Jim Bouton's Ball Four, a diary of his 1969 season in the majors and minors, was at its time a notoriously candid sports book that broke new ground by being honest about playing, drug use, women, and the personalities of the players. It reads a bit dated these days but is nonetheless fascinating to the fan of the sport or genre. For me, it's an anxious read, as Bouton is constantly evaluating himself as a pitcher in light of his most recent performance and lives in constant fear of being sent down, called up, traded, or fired.

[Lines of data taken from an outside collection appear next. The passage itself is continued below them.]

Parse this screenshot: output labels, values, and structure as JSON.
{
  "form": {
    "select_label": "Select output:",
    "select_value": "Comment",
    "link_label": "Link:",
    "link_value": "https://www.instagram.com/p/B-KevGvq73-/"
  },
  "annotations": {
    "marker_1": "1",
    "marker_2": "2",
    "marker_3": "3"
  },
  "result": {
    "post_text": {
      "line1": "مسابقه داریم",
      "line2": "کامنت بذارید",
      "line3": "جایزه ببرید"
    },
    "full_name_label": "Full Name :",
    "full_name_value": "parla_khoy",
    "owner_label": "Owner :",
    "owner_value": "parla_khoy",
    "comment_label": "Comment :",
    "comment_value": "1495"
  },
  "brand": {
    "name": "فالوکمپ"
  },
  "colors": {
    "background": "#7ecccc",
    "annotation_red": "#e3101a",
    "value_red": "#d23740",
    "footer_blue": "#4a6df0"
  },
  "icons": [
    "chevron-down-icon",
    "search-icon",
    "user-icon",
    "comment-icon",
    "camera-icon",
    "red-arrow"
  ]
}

There’s nothing like walking into a minor-league clubhouse to remind you what the minors are like. You have a tendency to block it. It was cold and rainy in Tacoma when I went there to meet the Vancouver club and the locker room was shudderingly damp, small and smelly. There’s no tarpaulin on the field, so everything is wet and muddy and the dirt crunches on the cement. The locker stalls are made of chicken wire and you hang your stuff on rusty nails. There’s no rubbing table in the tiny trainer’s room, just a wooden bench, and there are no magazines to read and no carpet on the floor and no boxes of candy bars. The head is filthy and the toilet paper is institutional-thin. There’s no batrack, so the bats, symbolically enough, are stored in a garbage can. There’s no air-conditioning and no heat, and the paint on the walls is peeling off in flaky chunks and you look at all of that and you realize that the biggest jump in baseball is between the majors and Triple-A. The minor leagues are all very minor.
There’s no end to the humiliation. The kid in the clubhouse asked me what position I played.